Scientists in Australia and Sweden have developed the first mathematical formula to measure the impact of human activity on the earth.  They found that humans are causing the climate to change 170 times faster than natural forces.

The study from Australian National University's Professor Will Steffen and his team appears in the journal The Anthropocene Review.  The authors say that for the past 4.5 billion years, astronomical and geophysical factors have been the dominating influences on the Earth system - meaning the biosphere, the atmosphere, hydrosphere, cryosphere and upper lithosphere.  Or as Owen Gaffney from the Stockholm Resilience Center puts it, "The atmosphere, oceans, forests and wetlands, waterways and ice sheets and fabulous diversity of life."

But for the past six decades, human forces "have driven exceptionally rapid rates of change in the Earth system".  That has ushered in a new epoch scientists call the Anthropocene.  For all of human history prior to this new epoch, we lived within the forces of nature - until the most recent few decades, when nature has reacted to what we've thrown at it.  "Human activities now rival the great forces of nature in driving changes to the Earth system," the paper said.

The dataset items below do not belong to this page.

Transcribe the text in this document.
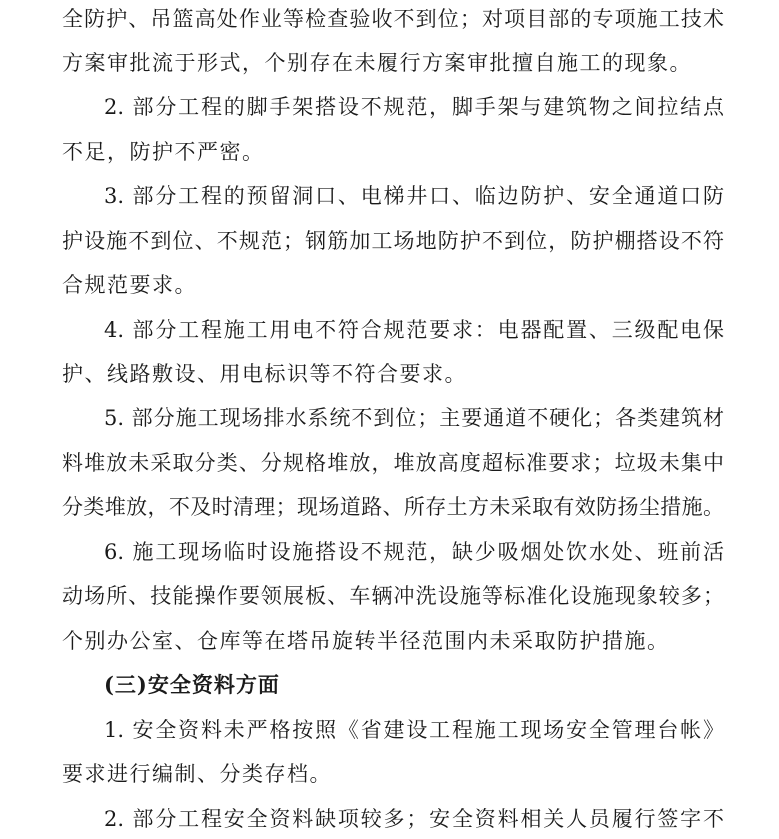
全防护、吊篮高处作业等检查验收不到位；对项目部的专项施工技术
方案审批流于形式，个别存在未履行方案审批擅自施工的现象。
2. 部分工程的脚手架搭设不规范，脚手架与建筑物之间拉结点
不足，防护不严密。
3. 部分工程的预留洞口、电梯井口、临边防护、安全通道口防
护设施不到位、不规范；钢筋加工场地防护不到位，防护棚搭设不符
合规范要求。
4. 部分工程施工用电不符合规范要求：电器配置、三级配电保
护、线路敷设、用电标识等不符合要求。
5. 部分施工现场排水系统不到位；主要通道不硬化；各类建筑材
料堆放未采取分类、分规格堆放，堆放高度超标准要求；垃圾未集中
分类堆放，不及时清理；现场道路、所存土方未采取有效防扬尘措施。
6. 施工现场临时设施搭设不规范，缺少吸烟处饮水处、班前活
动场所、技能操作要领展板、车辆冲洗设施等标准化设施现象较多；
个别办公室、仓库等在塔吊旋转半径范围内未采取防护措施。
(三)安全资料方面
1. 安全资料未严格按照《省建设工程施工现场安全管理台帐》
要求进行编制、分类存档。
2. 部分工程安全资料缺项较多；安全资料相关人员履行签字不
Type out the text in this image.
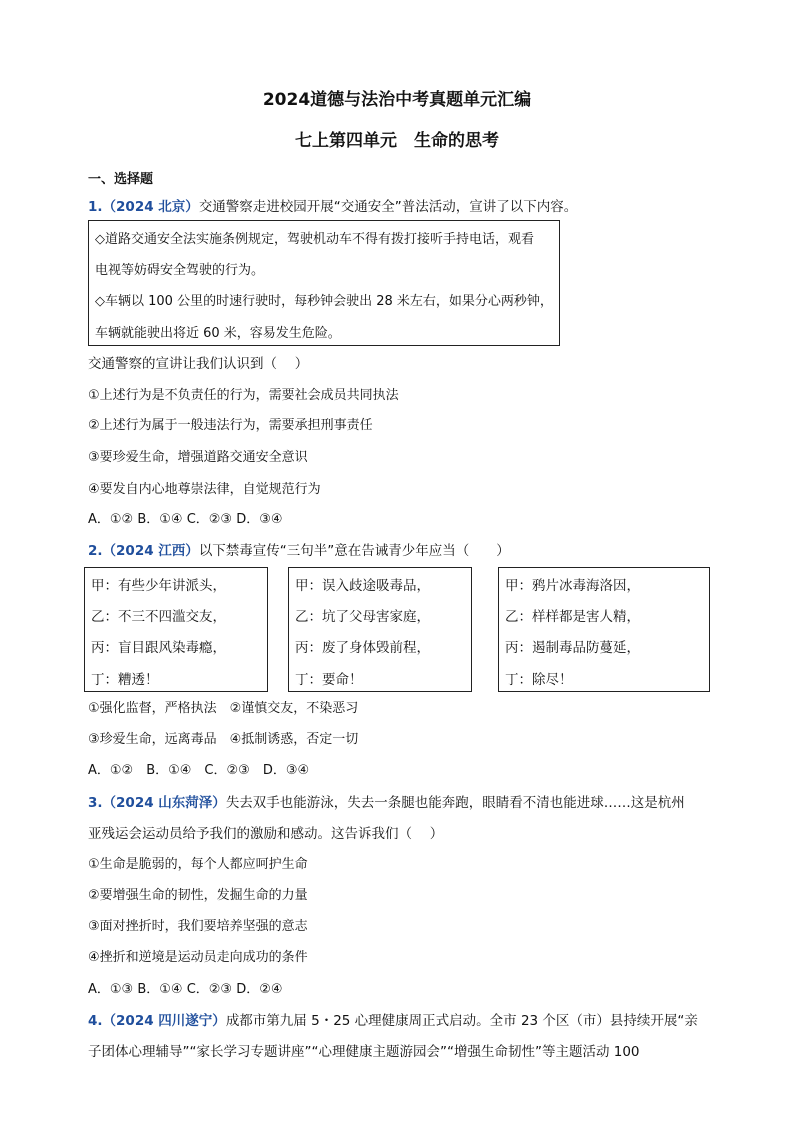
2024道德与法治中考真题单元汇编
七上第四单元　生命的思考
一、选择题
1.（2024 北京）交通警察走进校园开展“交通安全”普法活动，宣讲了以下内容。
◇道路交通安全法实施条例规定，驾驶机动车不得有拨打接听手持电话，观看
电视等妨碍安全驾驶的行为。
◇车辆以 100 公里的时速行驶时，每秒钟会驶出 28 米左右，如果分心两秒钟，
车辆就能驶出将近 60 米，容易发生危险。
交通警察的宣讲让我们认识到（　 ）
①上述行为是不负责任的行为，需要社会成员共同执法
②上述行为属于一般违法行为，需要承担刑事责任
③要珍爱生命，增强道路交通安全意识
④要发自内心地尊崇法律，自觉规范行为
A．①② B．①④ C．②③ D．③④
2.（2024 江西）以下禁毒宣传“三句半”意在告诫青少年应当（　　）
甲：有些少年讲派头，
乙：不三不四滥交友，
丙：盲目跟风染毒瘾，
丁：糟透！
甲：误入歧途吸毒品，
乙：坑了父母害家庭，
丙：废了身体毁前程，
丁：要命！
甲：鸦片冰毒海洛因，
乙：样样都是害人精，
丙：遏制毒品防蔓延，
丁：除尽！
①强化监督，严格执法　②谨慎交友，不染恶习
③珍爱生命，远离毒品　④抵制诱惑，否定一切
A．①②　B．①④　C．②③　D．③④
3.（2024 山东菏泽）失去双手也能游泳，失去一条腿也能奔跑，眼睛看不清也能进球……这是杭州
亚残运会运动员给予我们的激励和感动。这告诉我们（　 ）
①生命是脆弱的，每个人都应呵护生命
②要增强生命的韧性，发掘生命的力量
③面对挫折时，我们要培养坚强的意志
④挫折和逆境是运动员走向成功的条件
A．①③ B．①④ C．②③ D．②④
4.（2024 四川遂宁）成都市第九届 5・25 心理健康周正式启动。全市 23 个区（市）县持续开展“亲
子团体心理辅导”“家长学习专题讲座”“心理健康主题游园会”“增强生命韧性”等主题活动 100
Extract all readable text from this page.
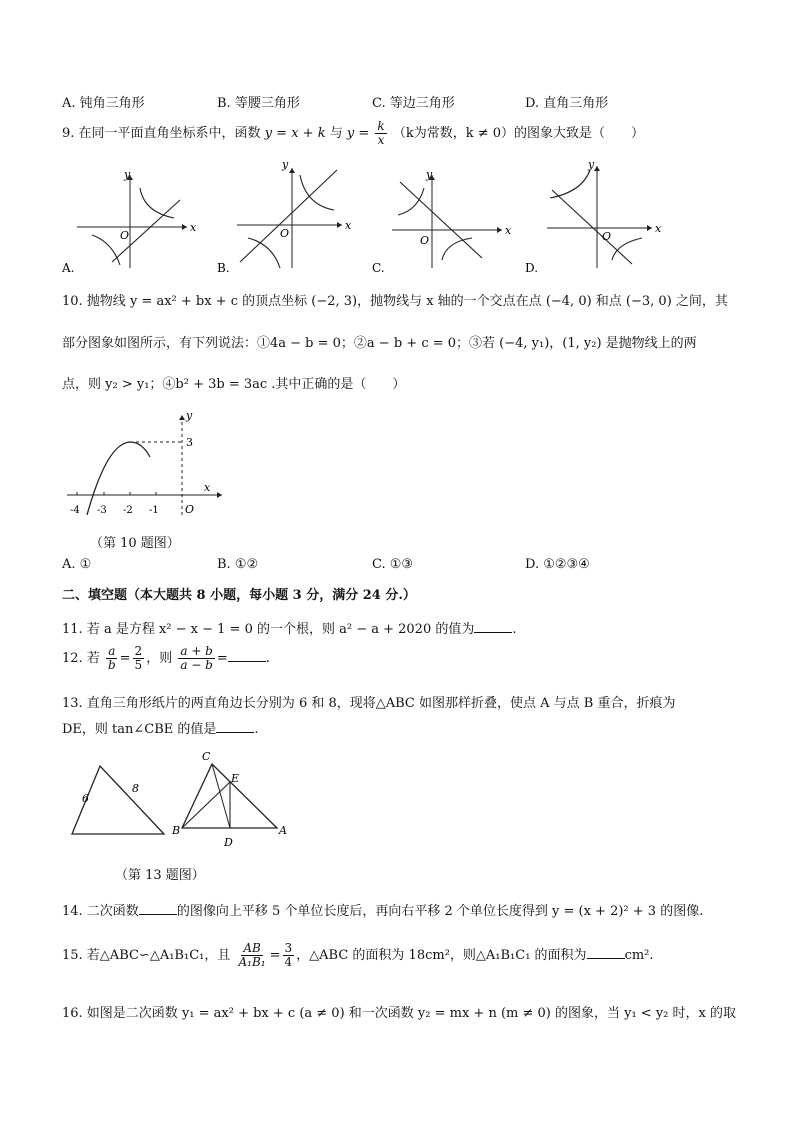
A. 钝角三角形	B. 等腰三角形	C. 等边三角形	D. 直角三角形
9. 在同一平面直角坐标系中，函数 y = x + k 与 $y = \frac{k}{x} (k$为常数，k ≠ 0）的图象大致是（　　）
x
y
O
A.
x
y
O
B.
x
y
O
C.
x
y
O
D.
10. 抛物线 y = ax² + bx + c 的顶点坐标 (−2, 3)，抛物线与 x 轴的一个交点在点 (−4, 0) 和点 (−3, 0) 之间，其
部分图象如图所示，有下列说法：①4a − b = 0；②a − b + c = 0；③若 (−4, y₁)，(1, y₂) 是抛物线上的两
点，则 y₂ > y₁；④b² + 3b = 3ac .其中正确的是（　　）
-4 -3 -2 -1
3
x
y
O
（第 10 题图）
A. ①	B. ①②	C. ①③	D. ①②③④
二、填空题（本大题共 8 小题，每小题 3 分，满分 24 分.）
11. 若 a 是方程 x² − x − 1 = 0 的一个根，则 a² − a + 2020 的值为	.
12. 若 $\frac{a}{b} = \frac{2}{5}$ ，则 $\frac{a + b}{a - b}$ =	.
13. 直角三角形纸片的两直角边长分别为 6 和 8，现将△ABC 如图那样折叠，使点 A 与点 B 重合，折痕为
DE，则 tan∠CBE 的值是	.
6
8
C
E
B
D
A
（第 13 题图）
14. 二次函数	的图像向上平移 5 个单位长度后，再向右平移 2 个单位长度得到 y = (x + 2)² + 3 的图像.
15. 若△ABC∽△A₁B₁C₁，且 $\frac{AB}{\text{A₁B₁}} = \frac{3}{4}$ ，△ABC 的面积为 18cm²，则△A₁B₁C₁ 的面积为	cm².
16. 如图是二次函数 y₁ = ax² + bx + c (a ≠ 0) 和一次函数 y₂ = mx + n (m ≠ 0) 的图象，当 y₁ < y₂ 时，x 的取
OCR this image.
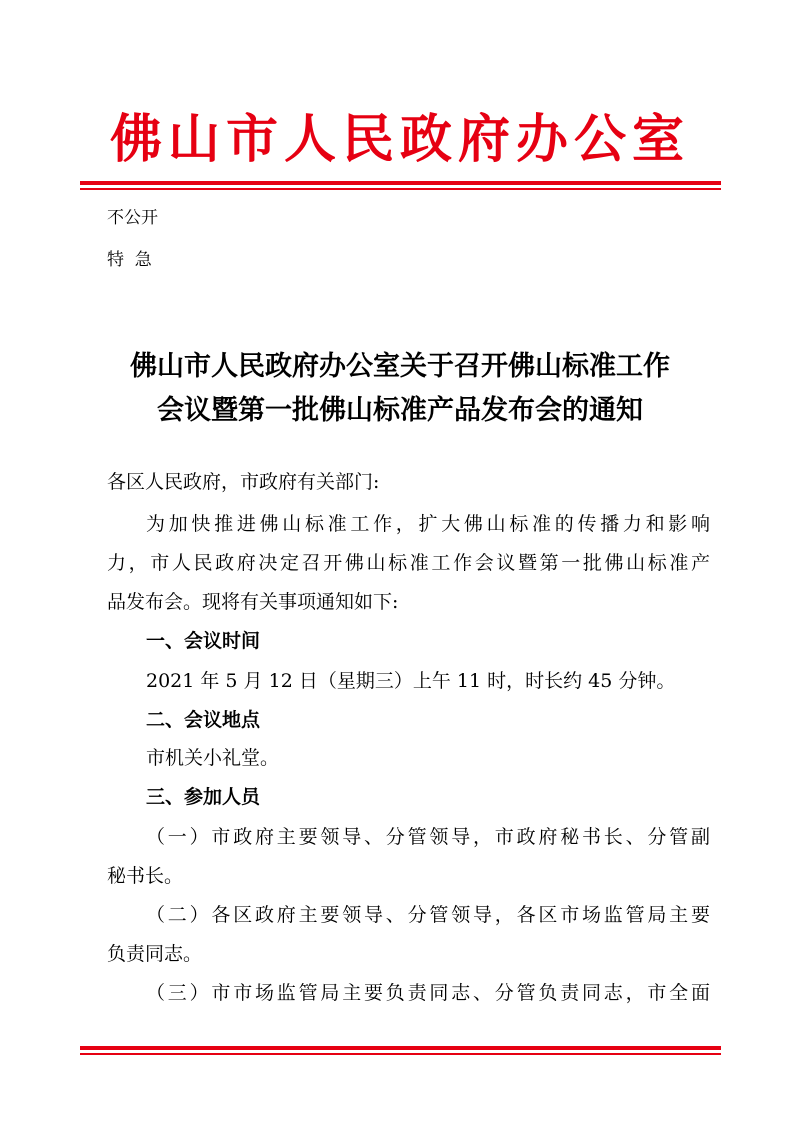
佛山市人民政府办公室
不公开
特  急
佛山市人民政府办公室关于召开佛山标准工作
会议暨第一批佛山标准产品发布会的通知
各区人民政府，市政府有关部门:
为加快推进佛山标准工作，扩大佛山标准的传播力和影响
力，市人民政府决定召开佛山标准工作会议暨第一批佛山标准产
品发布会。现将有关事项通知如下:
一、会议时间
2021 年 5 月 12 日（星期三）上午 11 时，时长约 45 分钟。
二、会议地点
市机关小礼堂。
三、参加人员
（一）市政府主要领导、分管领导，市政府秘书长、分管副
秘书长。
（二）各区政府主要领导、分管领导，各区市场监管局主要
负责同志。
（三）市市场监管局主要负责同志、分管负责同志，市全面
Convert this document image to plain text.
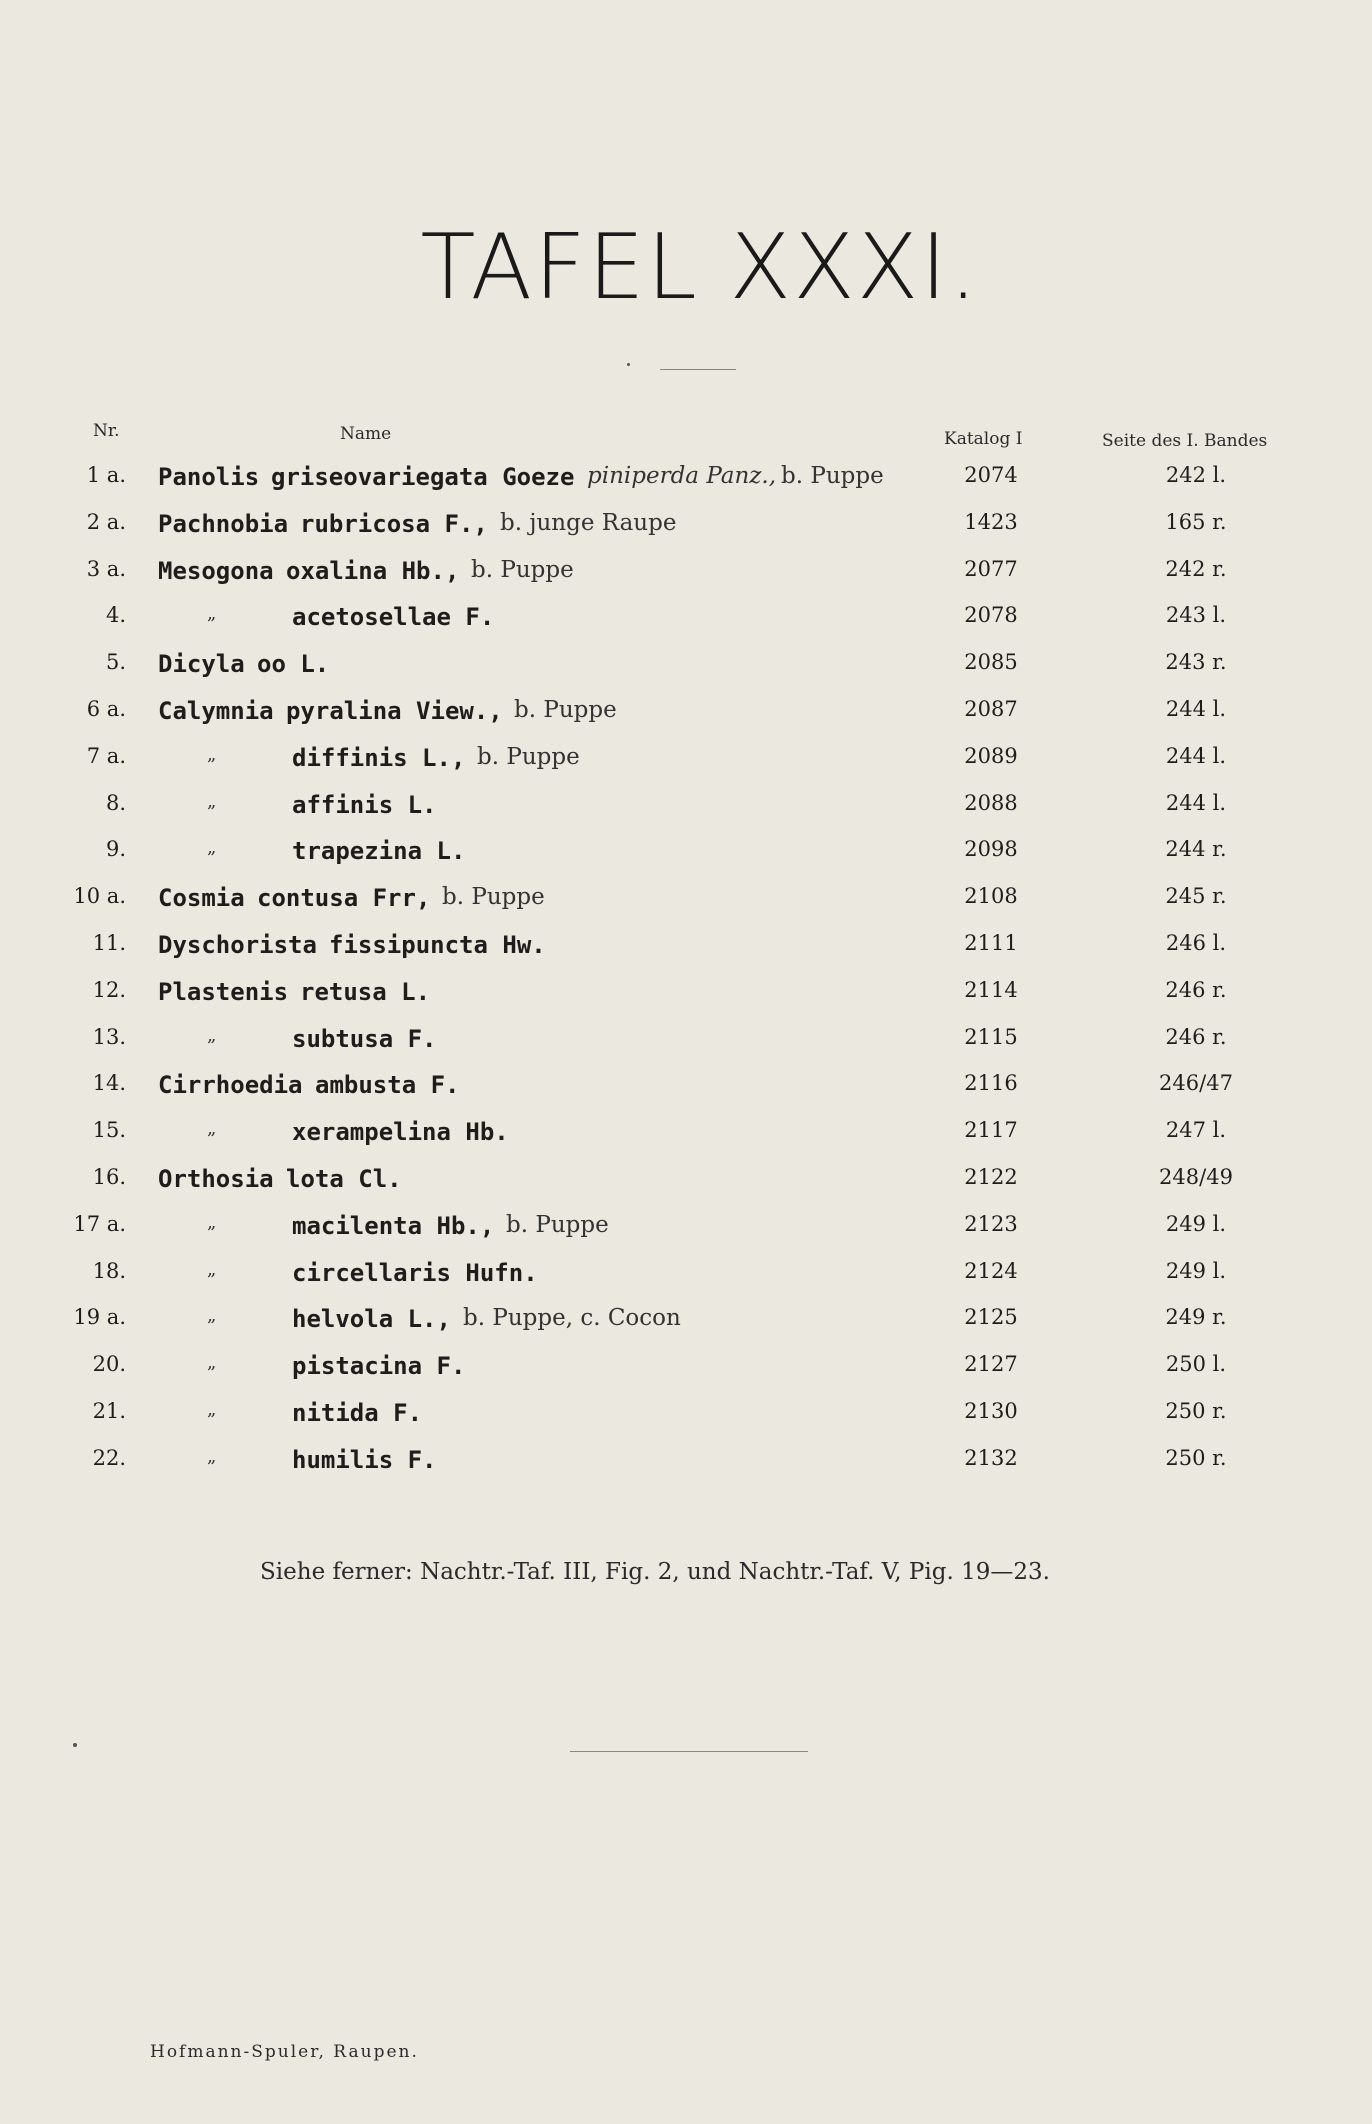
TAFEL XXXI.
Nr.	Name	Katalog I	Seite des I. Bandes
1 a. Panolis griseovariegata Goeze piniperda Panz., b. Puppe	2074	242 l.
2 a. Pachnobia rubricosa F., b. junge Raupe	1423	165 r.
3 a. Mesogona oxalina Hb., b. Puppe	2077	242 r.
4.	„	acetosellae F.	2078	243 l.
5. Dicyla oo L.	2085	243 r.
6 a. Calymnia pyralina View., b. Puppe	2087	244 l.
7 a.	„	diffinis L., b. Puppe	2089	244 l.
8.	„	affinis L.	2088	244 l.
9.	„	trapezina L.	2098	244 r.
10 a. Cosmia contusa Frr, b. Puppe	2108	245 r.
11. Dyschorista fissipuncta Hw.	2111	246 l.
12. Plastenis retusa L.	2114	246 r.
13.	„	subtusa F.	2115	246 r.
14. Cirrhoedia ambusta F.	2116	246/47
15.	„	xerampelina Hb.	2117	247 l.
16. Orthosia lota Cl.	2122	248/49
17 a.	„	macilenta Hb., b. Puppe	2123	249 l.
18.	„	circellaris Hufn.	2124	249 l.
19 a.	„	helvola L., b. Puppe, c. Cocon	2125	249 r.
20.	„	pistacina F.	2127	250 l.
21.	„	nitida F.	2130	250 r.
22.	„	humilis F.	2132	250 r.
Siehe ferner: Nachtr.-Taf. III, Fig. 2, und Nachtr.-Taf. V, Pig. 19—23.
Hofmann-Spuler, Raupen.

"Over the last century or so, we can see that the impact of humans - through fossil fuels, through forest clearing, through all sorts of changes to the biosphere - have become more important than these other forces," said Professor Steffen.  But over five decades, greenhouse gas emissions from human activity "have increased the rate of temperature rise to 1.7 degrees Celsius per century, dwarfing the natural background rate," the professor added.

Gaffney and Steffen conclude their research with the stern warning that climate change could "trigger societal collapse", because human societies aren't as resilient as earth systems in adapting to rapid change.